Apache Airflow Provider(s)

google

What happened?

BigQueryStreamingBufferEmptySensor (added in #66652) decides the streaming buffer is empty by checking table.streaming_buffer is None. That check is unreliable because BigQuery's streamingBuffer table-metadata field is eventually consistent.

For a window of several seconds after a streaming insert, the row is physically in the streaming buffer but table.streaming_buffer is still None. During that window the sensor reports the buffer empty — a false negative.

streaming_buffer is None is therefore ambiguous — it means either:

  • "fully flushed / table never had streamed rows", or
  • "rows were just streamed in, metadata hasn't caught up yet".

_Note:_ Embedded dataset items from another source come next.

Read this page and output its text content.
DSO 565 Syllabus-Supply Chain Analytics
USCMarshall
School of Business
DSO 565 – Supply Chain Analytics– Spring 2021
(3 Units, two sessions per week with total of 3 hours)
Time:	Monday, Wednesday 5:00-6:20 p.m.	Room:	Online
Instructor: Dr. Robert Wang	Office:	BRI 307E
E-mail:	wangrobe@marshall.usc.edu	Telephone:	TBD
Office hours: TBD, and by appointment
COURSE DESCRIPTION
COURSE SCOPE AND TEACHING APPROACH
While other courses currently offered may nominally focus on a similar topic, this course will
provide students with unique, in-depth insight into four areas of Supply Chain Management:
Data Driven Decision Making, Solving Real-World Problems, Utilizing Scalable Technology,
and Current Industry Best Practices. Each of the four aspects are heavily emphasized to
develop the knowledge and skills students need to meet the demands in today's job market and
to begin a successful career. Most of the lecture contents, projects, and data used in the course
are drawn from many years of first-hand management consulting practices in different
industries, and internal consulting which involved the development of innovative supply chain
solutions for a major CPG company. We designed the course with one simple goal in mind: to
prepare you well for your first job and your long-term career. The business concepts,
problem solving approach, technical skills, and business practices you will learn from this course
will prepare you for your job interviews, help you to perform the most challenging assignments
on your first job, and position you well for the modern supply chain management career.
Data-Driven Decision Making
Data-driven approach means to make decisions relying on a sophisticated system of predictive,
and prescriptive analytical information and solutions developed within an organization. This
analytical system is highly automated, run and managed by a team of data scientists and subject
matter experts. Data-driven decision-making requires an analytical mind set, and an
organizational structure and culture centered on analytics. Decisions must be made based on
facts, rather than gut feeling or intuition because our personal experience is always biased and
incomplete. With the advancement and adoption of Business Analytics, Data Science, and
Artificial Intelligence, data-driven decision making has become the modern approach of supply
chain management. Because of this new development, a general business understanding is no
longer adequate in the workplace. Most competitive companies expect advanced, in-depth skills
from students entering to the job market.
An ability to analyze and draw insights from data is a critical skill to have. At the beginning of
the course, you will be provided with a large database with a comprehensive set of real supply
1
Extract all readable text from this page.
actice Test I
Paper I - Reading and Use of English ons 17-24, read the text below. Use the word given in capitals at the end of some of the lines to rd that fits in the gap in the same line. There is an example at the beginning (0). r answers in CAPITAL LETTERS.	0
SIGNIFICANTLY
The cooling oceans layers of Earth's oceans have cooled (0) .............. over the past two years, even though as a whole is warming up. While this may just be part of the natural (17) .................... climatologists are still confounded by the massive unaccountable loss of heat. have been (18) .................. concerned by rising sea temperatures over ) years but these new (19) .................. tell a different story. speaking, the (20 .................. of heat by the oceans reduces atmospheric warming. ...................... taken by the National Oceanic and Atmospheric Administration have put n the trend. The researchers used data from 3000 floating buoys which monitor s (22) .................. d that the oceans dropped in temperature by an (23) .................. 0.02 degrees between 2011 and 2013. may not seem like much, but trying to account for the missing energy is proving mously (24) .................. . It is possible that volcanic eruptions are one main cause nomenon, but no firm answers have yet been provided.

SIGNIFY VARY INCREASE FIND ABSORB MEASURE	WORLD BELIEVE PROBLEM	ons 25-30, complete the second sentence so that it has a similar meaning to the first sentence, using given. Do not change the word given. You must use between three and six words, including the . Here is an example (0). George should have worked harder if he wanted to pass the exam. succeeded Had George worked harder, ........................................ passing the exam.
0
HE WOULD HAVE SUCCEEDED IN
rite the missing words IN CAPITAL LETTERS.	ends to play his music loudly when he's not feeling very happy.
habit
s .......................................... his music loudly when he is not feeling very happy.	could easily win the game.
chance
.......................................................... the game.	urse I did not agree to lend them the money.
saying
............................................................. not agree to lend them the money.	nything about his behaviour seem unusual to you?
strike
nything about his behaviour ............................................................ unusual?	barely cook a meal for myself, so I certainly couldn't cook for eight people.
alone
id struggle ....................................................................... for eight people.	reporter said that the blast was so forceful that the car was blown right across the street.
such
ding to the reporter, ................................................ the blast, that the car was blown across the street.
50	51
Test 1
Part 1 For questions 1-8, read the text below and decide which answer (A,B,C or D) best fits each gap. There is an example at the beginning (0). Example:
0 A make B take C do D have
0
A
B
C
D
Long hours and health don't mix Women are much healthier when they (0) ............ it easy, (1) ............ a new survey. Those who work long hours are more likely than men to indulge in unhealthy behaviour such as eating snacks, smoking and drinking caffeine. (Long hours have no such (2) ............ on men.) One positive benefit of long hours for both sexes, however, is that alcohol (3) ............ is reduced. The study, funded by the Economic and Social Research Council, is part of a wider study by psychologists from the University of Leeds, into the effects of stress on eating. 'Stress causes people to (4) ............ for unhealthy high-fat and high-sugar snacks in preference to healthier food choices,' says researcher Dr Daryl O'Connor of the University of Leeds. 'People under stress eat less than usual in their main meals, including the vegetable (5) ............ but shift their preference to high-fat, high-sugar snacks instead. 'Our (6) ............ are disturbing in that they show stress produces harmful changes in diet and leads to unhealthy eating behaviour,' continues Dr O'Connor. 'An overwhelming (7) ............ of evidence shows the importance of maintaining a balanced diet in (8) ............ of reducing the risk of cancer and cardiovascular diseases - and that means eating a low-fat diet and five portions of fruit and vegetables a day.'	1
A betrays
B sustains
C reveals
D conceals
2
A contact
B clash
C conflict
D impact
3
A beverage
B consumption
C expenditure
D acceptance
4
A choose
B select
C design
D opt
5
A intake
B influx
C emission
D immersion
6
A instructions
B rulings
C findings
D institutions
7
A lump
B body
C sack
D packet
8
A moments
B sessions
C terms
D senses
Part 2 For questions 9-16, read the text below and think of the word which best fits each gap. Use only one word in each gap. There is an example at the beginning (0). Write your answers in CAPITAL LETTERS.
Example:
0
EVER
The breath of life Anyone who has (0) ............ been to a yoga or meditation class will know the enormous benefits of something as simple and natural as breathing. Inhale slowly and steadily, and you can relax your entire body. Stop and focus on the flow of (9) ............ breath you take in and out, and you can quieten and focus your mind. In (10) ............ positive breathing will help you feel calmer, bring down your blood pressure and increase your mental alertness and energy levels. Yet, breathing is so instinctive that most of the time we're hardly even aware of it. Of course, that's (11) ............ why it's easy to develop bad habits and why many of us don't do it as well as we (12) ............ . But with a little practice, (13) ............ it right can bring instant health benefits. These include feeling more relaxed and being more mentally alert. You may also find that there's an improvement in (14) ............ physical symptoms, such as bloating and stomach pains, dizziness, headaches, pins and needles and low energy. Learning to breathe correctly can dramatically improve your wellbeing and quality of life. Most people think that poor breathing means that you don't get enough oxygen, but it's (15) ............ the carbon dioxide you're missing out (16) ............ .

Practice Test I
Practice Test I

The sensor cannot tell these apart, so a DML task placed downstream of it (UPDATE/DELETE/MERGE) can still hit UPDATE or DELETE statement over table ... would affect rows in the streaming buffer — the exact error the sensor exists to prevent.

Evidence

Empirical timing check against real BigQuery — stream one row, then poll get_table().streaming_buffer:

t=  1.2s   streaming_buffer = None                       -> sensor reports EMPTY (false)
t= 11.6s   streaming_buffer present (estimated_rows=1)    -> sensor WAITs (correct)
t= 22s..302s  still present, estimated_rows=1            -> stays correct

There is a ~10–12s false-empty window. System tests run with the simulated executor (tasks run back-to-back, near-zero scheduling overhead), so the sensor's first poke fires ~1–2s after the upstream streaming-insert task finishes — squarely inside that window.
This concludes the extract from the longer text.